The residents of the PPR flat in Section 8, Kota Damansara, are living in extreme conditions, and this prompted a MIC leader to call on Barisan Nasional and Pakatan Rakyat to set aside political differences.

MIC secretary-general S Murugesan said both the Federal Territory and Urban Well being Ministry and the Selangor state government must work together to resolve the residents’ woes.

“It is not about politics but a humanitarian issue. The welfare of the people is of importance and political differences should be set aside,” he told reporters after visiting the PPR flat yesterday.

Murugesan said he met with the maintenance company Nilsham Resources last week and was informed that the maintenance service was stopped after the residents did not pay rental.

However, the residents claimed that they had refused to pay rental after the maintenance overlooked their basic needs.

Speaking to FMT, B Paneer Selvam, who has been staying there for the past five years, said that the problems started after Pakatan took over Selangor.

The state government increased the rental from RM124 to RM250 in July, 2008.

“We were against the rental increase because we could not afford it,” he said, adding that a year later, the state government agreed to the old rate after a series of meetings.

“However, the new maintenance company appointed by Pakatan forced us to pay the one year arrears which is more than RM3,000. We are poor people who cannot fork out such a big sum and this led to the maintenance company withdrawing its services,” he said.

Faulty lifts are the main problem

Asked about the condition of the flats, Paneer said that faulty lifts were the main problem.

“There are three lifts for each block but only one functions. Furthermore, the lift stops automatically on each of the 18 floors, and it takes about 30 minutes to go up and down,” he added.

The flats was also littered with rubbish, and Paneer explained that it was because it took the residents a long time to take their rubbish to the ground floor.

He also said that drug addicts also frequented the flats, and there have been numerous robbery cases because the lights along the walkways were not working.

Relating another incident, Paneer said a child fell down the staircase because the railings had been stolen.

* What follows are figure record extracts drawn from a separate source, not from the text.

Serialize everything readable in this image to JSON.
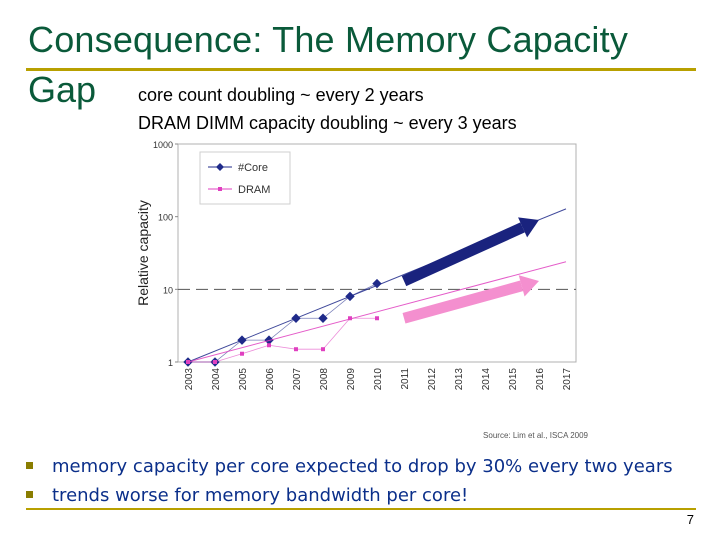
{
  "slide": {
    "title_line1": "Consequence: The Memory Capacity",
    "title_line2": "Gap",
    "subtitle_1": "core count doubling ~ every 2 years",
    "subtitle_2": "DRAM DIMM capacity doubling ~ every 3 years",
    "bullets": [
      "memory capacity per core expected to drop by 30% every two years",
      "trends worse for memory bandwidth per core!"
    ],
    "page_number": "7",
    "colors": {
      "title": "#0a5a3a",
      "rule": "#b8a000",
      "bullet_text": "#0b2f8a"
    }
  },
  "chart_data": {
    "type": "line",
    "ylabel": "Relative capacity",
    "yscale": "log",
    "ylim": [
      1,
      1000
    ],
    "yticks": [
      "1",
      "10",
      "100",
      "1000"
    ],
    "x": [
      "2003",
      "2004",
      "2005",
      "2006",
      "2007",
      "2008",
      "2009",
      "2010",
      "2011",
      "2012",
      "2013",
      "2014",
      "2015",
      "2016",
      "2017"
    ],
    "legend_position": "top-left",
    "source": "Source: Lim et al., ISCA 2009",
    "reference_line_y": 10,
    "series": [
      {
        "name": "#Core",
        "color": "#1f2a8a",
        "marker": "diamond",
        "points": [
          [
            "2003",
            1
          ],
          [
            "2004",
            1
          ],
          [
            "2005",
            2
          ],
          [
            "2006",
            2
          ],
          [
            "2007",
            4
          ],
          [
            "2008",
            4
          ],
          [
            "2009",
            8
          ],
          [
            "2010",
            12
          ]
        ],
        "trend": [
          [
            "2003",
            1
          ],
          [
            "2017",
            128
          ]
        ],
        "projection_arrow": [
          [
            "2011",
            13
          ],
          [
            "2016",
            90
          ]
        ]
      },
      {
        "name": "DRAM",
        "color": "#e040c0",
        "marker": "square",
        "points": [
          [
            "2003",
            1
          ],
          [
            "2004",
            1
          ],
          [
            "2005",
            1.3
          ],
          [
            "2006",
            1.7
          ],
          [
            "2007",
            1.5
          ],
          [
            "2008",
            1.5
          ],
          [
            "2009",
            4
          ],
          [
            "2010",
            4
          ]
        ],
        "trend": [
          [
            "2003",
            1
          ],
          [
            "2017",
            24
          ]
        ],
        "projection_arrow": [
          [
            "2011",
            4
          ],
          [
            "2016",
            13
          ]
        ]
      }
    ]
  }
}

Murugesan said most PPR flats were in a similar condition and stressed on the need for action to be taken.

“I am here not as a politician but like I said, this is more of a humanitarian issue,” he added.

“We want a long-term solution to this PPR flats problem,” he said, adding that the state government could follow the Kuala Lumpur City Hall (DBKL) where the latter oversees all the low-cost flats in the Federal Territory.

He added that the state government should form a special department to cater for all the PPR flats in Selangor.